The Jazz Composers Orchestra Institute: Seismic Shifts In Sound

by Lara Pellegrinelli
Looking back at jazz history, it's not hard to identify the important musical training grounds, places that sparked a kind of extended creative combustion through long lists of influential teachers and alumni. The Lenox School of Jazz, a summer program in the late '50s attended by Ornette Coleman, Don Cherry and Ran Blake, could be considered one such place.

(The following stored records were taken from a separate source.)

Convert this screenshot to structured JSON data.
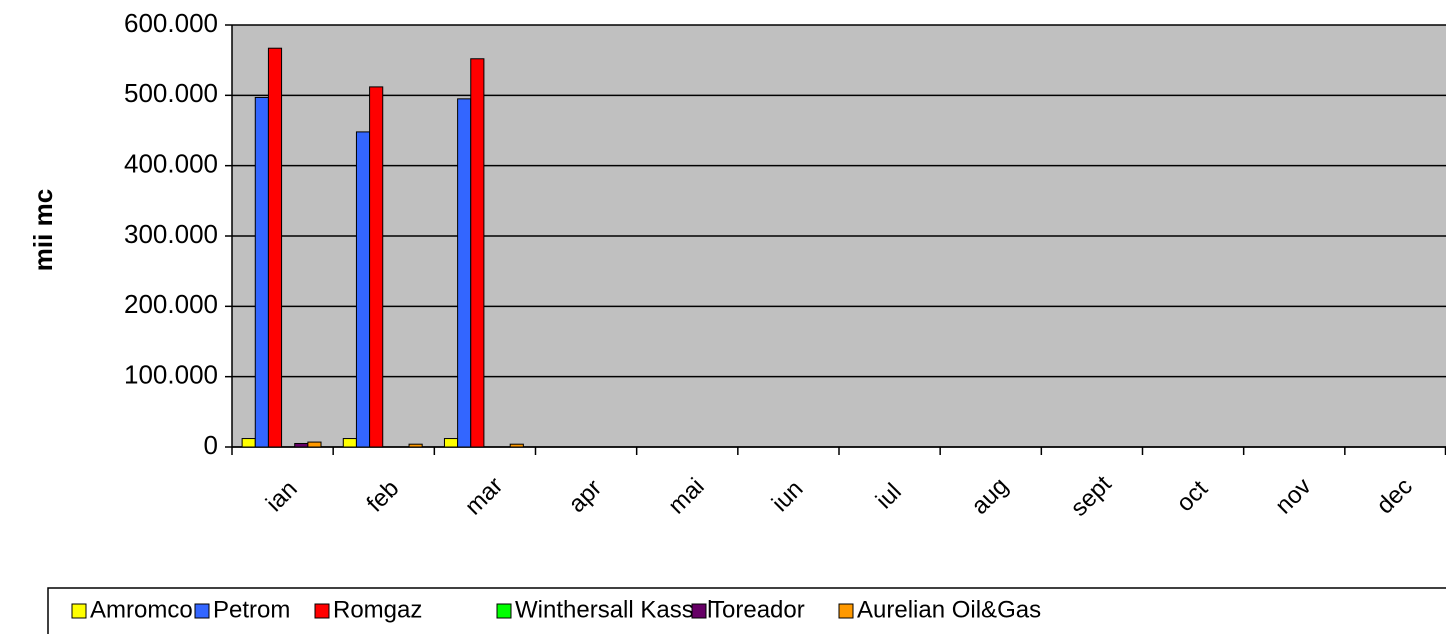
{
  "chart_data": {
    "type": "bar",
    "y_label": "mii mc",
    "categories": [
      "ian",
      "feb",
      "mar",
      "apr",
      "mai",
      "iun",
      "iul",
      "aug",
      "sept",
      "oct",
      "nov",
      "dec"
    ],
    "series": [
      {
        "name": "Amromco",
        "color": "#ffff00",
        "values": [
          12000,
          12000,
          12000,
          null,
          null,
          null,
          null,
          null,
          null,
          null,
          null,
          null
        ]
      },
      {
        "name": "Petrom",
        "color": "#3366ff",
        "values": [
          497000,
          448000,
          495000,
          null,
          null,
          null,
          null,
          null,
          null,
          null,
          null,
          null
        ]
      },
      {
        "name": "Romgaz",
        "color": "#ff0000",
        "values": [
          567000,
          512000,
          552000,
          null,
          null,
          null,
          null,
          null,
          null,
          null,
          null,
          null
        ]
      },
      {
        "name": "Winthersall Kassel",
        "color": "#00ff00",
        "values": [
          0,
          0,
          0,
          null,
          null,
          null,
          null,
          null,
          null,
          null,
          null,
          null
        ]
      },
      {
        "name": "Toreador",
        "color": "#660066",
        "values": [
          5000,
          0,
          0,
          null,
          null,
          null,
          null,
          null,
          null,
          null,
          null,
          null
        ]
      },
      {
        "name": "Aurelian Oil&Gas",
        "color": "#ff9900",
        "values": [
          7000,
          4000,
          4000,
          null,
          null,
          null,
          null,
          null,
          null,
          null,
          null,
          null
        ]
      }
    ],
    "ylim": [
      0,
      600000
    ],
    "yticks": [
      0,
      {
        "value": 100000,
        "label": "100.000"
      },
      {
        "value": 200000,
        "label": "200.000"
      },
      {
        "value": 300000,
        "label": "300.000"
      },
      {
        "value": 400000,
        "label": "400.000"
      },
      {
        "value": 500000,
        "label": "500.000"
      },
      {
        "value": 600000,
        "label": "600.000"
      }
    ],
    "grid": true,
    "plot_background": "#c0c0c0",
    "legend": "bottom"
  }
}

The studio of the late composer and pianist Lennie Tristano, where young players sometimes found themselves rubbing elbows with Art Pepper or Lee Konitz, was another.
Photo: Eileen Barroso

Hindsight may be 20/20, but the recently-completed Jazz Composers Orchestra Institute appears to be — or at least a strong indicator of seismic shifts along the fault lines between jazz and classical or so-called new music. Last week, Columbia University hosted the inaugural JCOI workshop, the first of its kind and a collaborative effort between its Center for Jazz Studies and the American Composers Orchestra. The idea was to give jazz composers access and exposure to the latest compositional techniques for orchestra.

Directed by trombonist and composer George Lewis, JCOI's prestigious faculty included those well-versed in jazz and other improvising traditions — composers Derek Bermel, Fabien Levy, Anthony Davis, Tania Leon, Jane Ira Bloom and Alvin Singleton — along with Boston Modern Orchestra Project conductor Gil Rose and members of the Wet Ink ensemble. Organized by topic, seminars focused on the history of orchestral music since 1945, the particulars of contemporary orchestration, improvisation and the orchestra and working with conductors, copyists, and music publishers. [Specifics will be covered in-depth in a future post and on-air story. —Ed.]